On earth, the relationship of Jesus to the Father was unique. He was chosen before time, called to be a servant, and sent to earth to fulfill the will of the Father. He said only what He heard His Father say and did only what He saw His Father do. He came to make known the person, will, and ministry of the Father and to fulfill the Law as a perfect Man. On earth, the Church’s relationship to Jesus can be compared, in some ways, to the relationship of Christ to the Father. Some of the common elements are quite evident. To explore them would bring insight into our position in Christ and to our relationship with the world.

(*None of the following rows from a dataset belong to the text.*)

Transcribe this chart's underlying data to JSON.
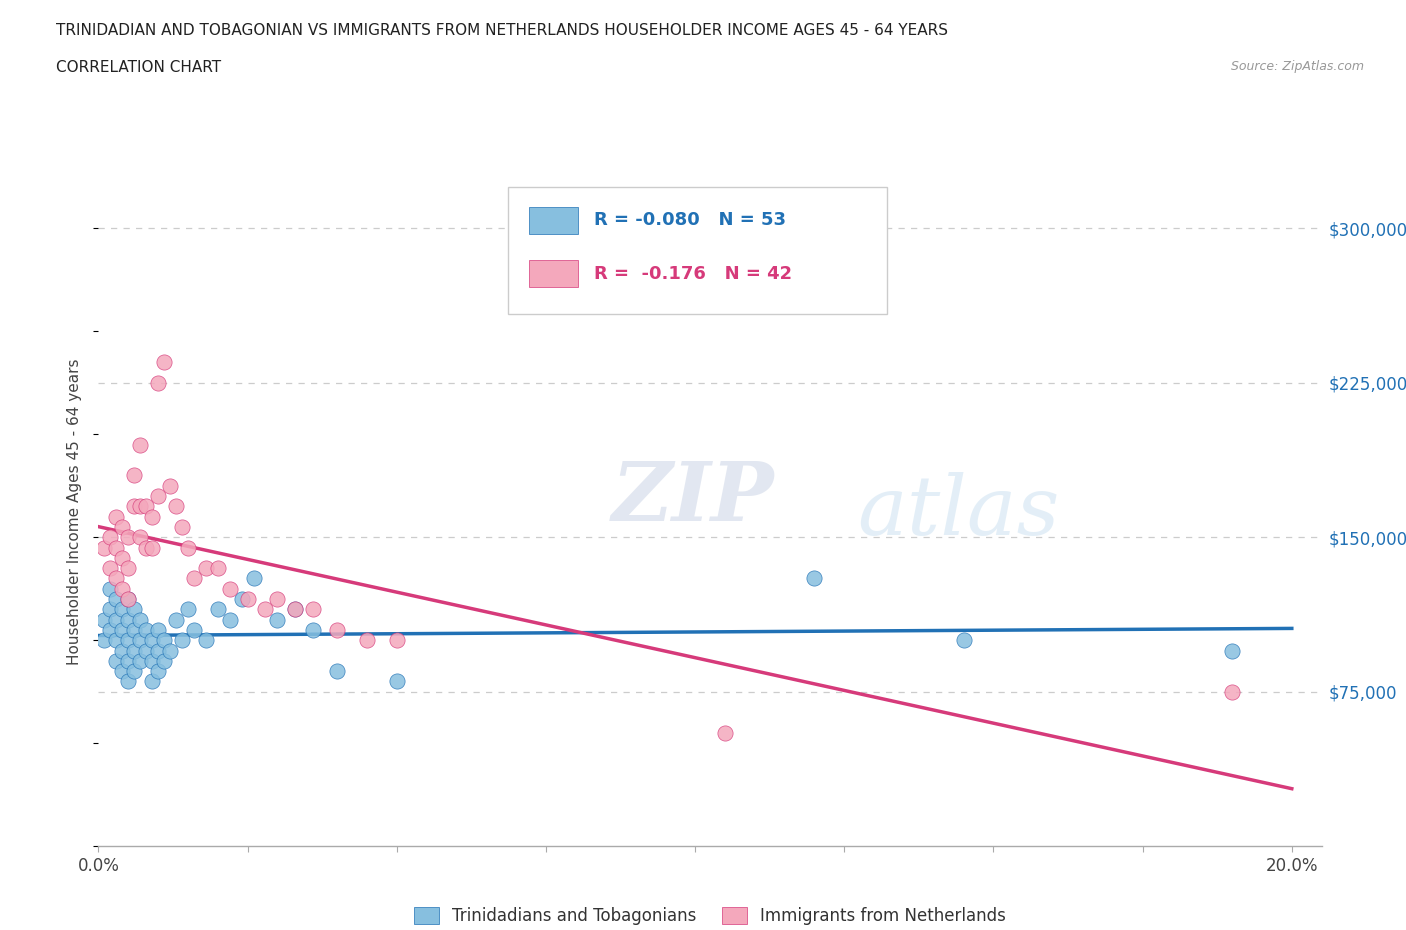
{
  "title_line1": "TRINIDADIAN AND TOBAGONIAN VS IMMIGRANTS FROM NETHERLANDS HOUSEHOLDER INCOME AGES 45 - 64 YEARS",
  "title_line2": "CORRELATION CHART",
  "source_text": "Source: ZipAtlas.com",
  "ylabel": "Householder Income Ages 45 - 64 years",
  "xlim": [
    0.0,
    0.205
  ],
  "ylim": [
    0,
    325000
  ],
  "xtick_positions": [
    0.0,
    0.025,
    0.05,
    0.075,
    0.1,
    0.125,
    0.15,
    0.175,
    0.2
  ],
  "xticklabels": [
    "0.0%",
    "",
    "",
    "",
    "",
    "",
    "",
    "",
    "20.0%"
  ],
  "ytick_positions": [
    75000,
    150000,
    225000,
    300000
  ],
  "ytick_labels": [
    "$75,000",
    "$150,000",
    "$225,000",
    "$300,000"
  ],
  "blue_color": "#87BFDF",
  "pink_color": "#F4A8BC",
  "blue_line_color": "#2171b5",
  "pink_line_color": "#d63a7a",
  "r_blue": -0.08,
  "n_blue": 53,
  "r_pink": -0.176,
  "n_pink": 42,
  "watermark_zip": "ZIP",
  "watermark_atlas": "atlas",
  "legend_label_blue": "Trinidadians and Tobagonians",
  "legend_label_pink": "Immigrants from Netherlands",
  "blue_scatter_x": [
    0.001,
    0.001,
    0.002,
    0.002,
    0.002,
    0.003,
    0.003,
    0.003,
    0.003,
    0.004,
    0.004,
    0.004,
    0.004,
    0.005,
    0.005,
    0.005,
    0.005,
    0.005,
    0.006,
    0.006,
    0.006,
    0.006,
    0.007,
    0.007,
    0.007,
    0.008,
    0.008,
    0.009,
    0.009,
    0.009,
    0.01,
    0.01,
    0.01,
    0.011,
    0.011,
    0.012,
    0.013,
    0.014,
    0.015,
    0.016,
    0.018,
    0.02,
    0.022,
    0.024,
    0.026,
    0.03,
    0.033,
    0.036,
    0.04,
    0.05,
    0.12,
    0.145,
    0.19
  ],
  "blue_scatter_y": [
    100000,
    110000,
    105000,
    115000,
    125000,
    90000,
    100000,
    110000,
    120000,
    85000,
    95000,
    105000,
    115000,
    80000,
    90000,
    100000,
    110000,
    120000,
    85000,
    95000,
    105000,
    115000,
    90000,
    100000,
    110000,
    95000,
    105000,
    80000,
    90000,
    100000,
    85000,
    95000,
    105000,
    90000,
    100000,
    95000,
    110000,
    100000,
    115000,
    105000,
    100000,
    115000,
    110000,
    120000,
    130000,
    110000,
    115000,
    105000,
    85000,
    80000,
    130000,
    100000,
    95000
  ],
  "pink_scatter_x": [
    0.001,
    0.002,
    0.002,
    0.003,
    0.003,
    0.003,
    0.004,
    0.004,
    0.004,
    0.005,
    0.005,
    0.005,
    0.006,
    0.006,
    0.007,
    0.007,
    0.007,
    0.008,
    0.008,
    0.009,
    0.009,
    0.01,
    0.01,
    0.011,
    0.012,
    0.013,
    0.014,
    0.015,
    0.016,
    0.018,
    0.02,
    0.022,
    0.025,
    0.028,
    0.03,
    0.033,
    0.036,
    0.04,
    0.045,
    0.05,
    0.105,
    0.19
  ],
  "pink_scatter_y": [
    145000,
    135000,
    150000,
    130000,
    145000,
    160000,
    125000,
    140000,
    155000,
    120000,
    135000,
    150000,
    165000,
    180000,
    150000,
    165000,
    195000,
    145000,
    165000,
    145000,
    160000,
    170000,
    225000,
    235000,
    175000,
    165000,
    155000,
    145000,
    130000,
    135000,
    135000,
    125000,
    120000,
    115000,
    120000,
    115000,
    115000,
    105000,
    100000,
    100000,
    55000,
    75000
  ]
}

It is Christ Himself, not a doctrine about Him, powerful oratory, words or alliterations, nor emotional appeals that may lack lasting commitments. “Christ IN us,” Paul stresses, as well as the “Church IN Christ.” In the first, we have eternal life. In the second, we live out His Life here on earth. Christ speaks of “My Body” for a sin offering, “My Blood” for our redemption, “My Life” for our eternal life now and forever, “My Word” to reveal the Father’s heart and food for the soul, “My Yoke” to know the delight of His will, “My Joy” that we might experience the ecstatic heart, “My Peace” for calm in the midst of the storm, “My Power” for our victory over our weaknesses, “My Grace” for our sufficiency for every contingency in life and death, “My Name” for our authority in prayer, “My Love” so that we may have intimacy and friendship with Him, “My Laws” written in our hearts for walking in the Spirit, “My commandments” for holy living, “My Barn” for our gathering to Him, and ultimately “My Glory” so we might ultimately see God FACE TO FACE!! CHRIST IS ENOUGH!! It is no wonder, then, that Satan’s motto is, “Anything but Jesus.”
We thank you for your faithfulness in prayer and support. The Lord has been and will continue to be faithful! Know you are in our hearts and continually in our prayers! Jesus is Lord! Maranatha!